Markup

The aim of SGX is to minimize the need for direction from the user, by automatically producing facial movement that accurately matches the speaker's vocal performance. However, there may be some cases where you want more control over the outcome. For this SGX provides a markup system, whereby you can insert markup tags into the transcripts. An SGX markup tag consists of comma-separated attribute settings surrounded by parentheses.

Markup Example

Each markup tag applies to everything that follows it, up until the next tag. Thus the position of the tag in the transcript is important. For example:

CODE

(mood=serious, mag=1.0, speed=0.9) So he ran out of the way and the next morning 
it turned out that his servant had actually (mood=fearful, mag=1.2) died 
in the landslide further up the hill sometime before he warned him 
(mood=normal, mag=1.0) so that's my ghost story

In the above example:

(mood=serious, mag=1.0, speed=0.9) applies to "So he ran out of the way and the next morning it turned out that his servant had actually".
(mood=fearful, mag=1.2) applies to "died in the landslide further up the hill sometime before he warned him".
(mood=normal, mag=1.0) applies to "so that's my ghost story".

Markup Attributes

attribute	description	range	default value	tag examples*
mood	Select a mood or engage automatic moods	Any of the moods in the Mood Library or "auto" or "default"	"default"	mood=happy
voice mode	Select a voice mode or engage automatic voice mode	"effort", "auto", or "default"	"default"	voice_mode=auto
magnitude	Increase or decrease in magnitude of movements	0.0 to 2.0	1.0	magnitude=1.3
speech magnitude	Increase or decrease in magnitude of speech movements	0.0 to 2.0	1.0	speech_magnitude=0.8
speed	Increase or decrease in speed of movements	0.0 to 2.0	1.0	speed=1.2
hyperarticulation	Increase in articulatory effort	0.0 to 1.0	0.0	hyper=0.3
jawmax	Limit on jaw opening	0.0 to 1.0	1.0	jawmax=0.4
time	Time of the tag in seconds	0.0 to the audio duration	computed from transcript position	time=12.5

*Note attribute names don't need to be spelled out in full, the name may be cut off at the end as much as you want as long as it remains distinct from the other attributes. For example, instead of magnitude=1.4, you may type magn=1.4 or even ma=1.4. However m=1.4 wouldn't work because that is ambiguous between magnitude and mood.

Unspecified Values

You don't need to specify every attribute in a tag, only the ones you want to change. Attributes that are not specified in a given tag simply continue to have the same values that they had in the preceding tag if there is one, or their default values if it's the first tag in the transcript.

For example:

CODE

(mood=serious, mag=1.0, speed=0.9) So he ran out of the way and the next morning 
it turned out that his servant had actually (mood=fearful, mag=1.2) died 
in the landslide further up the hill sometime before he warned him 
(mood=normal, mag=1.0) so that's my ghost story

The speed attribute is 0.9 for the entire transcript, since it's set in the first tag and not overridden in the second or third tag. The hyperarticulation attribute hasn't been set in the first tag so it takes its default value of 0.0. But from the second tag onward it's 0.1.

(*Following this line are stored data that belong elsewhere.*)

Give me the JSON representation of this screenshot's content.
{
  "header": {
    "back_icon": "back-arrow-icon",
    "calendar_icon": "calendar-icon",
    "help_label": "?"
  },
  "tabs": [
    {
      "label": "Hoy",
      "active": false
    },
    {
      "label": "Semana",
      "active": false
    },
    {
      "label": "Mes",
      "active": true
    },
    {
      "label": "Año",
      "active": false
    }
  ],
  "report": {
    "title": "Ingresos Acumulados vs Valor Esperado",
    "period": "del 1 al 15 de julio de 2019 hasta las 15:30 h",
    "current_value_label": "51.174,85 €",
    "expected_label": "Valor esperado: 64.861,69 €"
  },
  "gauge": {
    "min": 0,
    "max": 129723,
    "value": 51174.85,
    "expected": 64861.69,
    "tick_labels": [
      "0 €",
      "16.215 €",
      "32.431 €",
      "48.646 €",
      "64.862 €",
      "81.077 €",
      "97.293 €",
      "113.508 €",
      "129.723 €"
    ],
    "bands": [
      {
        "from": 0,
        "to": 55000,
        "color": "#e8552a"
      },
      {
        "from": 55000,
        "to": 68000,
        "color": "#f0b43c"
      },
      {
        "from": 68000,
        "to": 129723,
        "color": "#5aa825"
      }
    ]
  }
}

By the same logic, when no tag is present at all, all of the attributes have their default values.

Markup Without Transcription

Even without transcription (remember: transcription is optional but preferred), you can still insert markup. For example:

(mood=serious, mag=1.0, speed=0.9)

is a transcript with only markup, and no actual transcription of the dialogue. Since there are no words to define the timing of the tag, the tag will apply to the entire file, unless a time value is given using the "time" attribute. For example:

(mood=serious, mag=1.0, speed=0.9, time=1.4)(mood=fearful, mag=1.2, time=2.8)

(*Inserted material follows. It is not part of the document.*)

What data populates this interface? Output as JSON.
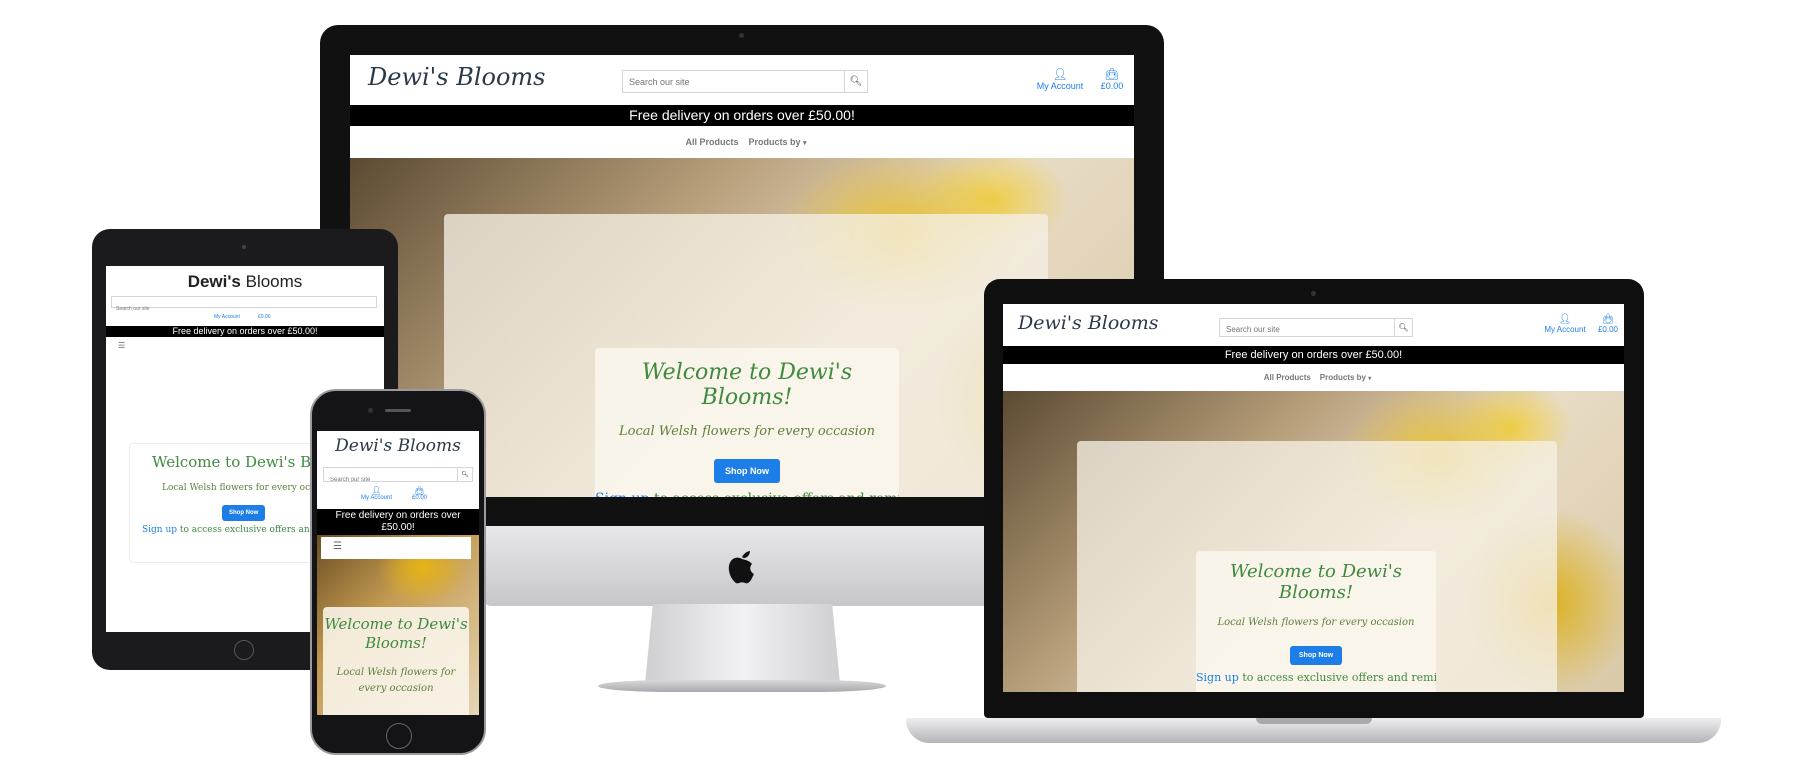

In this case, the first tag is 1.4 seconds into the file, and the second tag is at 2.8 seconds. Just as with transcript-inserted tags, the tags at these time points define the properties up to the next tag.

Batch Markup

Batch markup can be done via SGX-GUI or through the command line. You can apply a Mood, enable Voice Mode, and modify values for Magnitude, Speed, Hyperarticulation, and Jawmax. Note that if you apply specific tags in the transcript(s) they will override the batch tags.

To apply markup values via SGX-GUI edit the values in the fields in the "Batch Markup" portion of the interface.

To apply markup values via the command line use the -m command line option followed by the values you would like to set. Here is an example:

-m "mood=happy, mag=1.25, speed=0.5, hyp=0.1, jawmax=.75"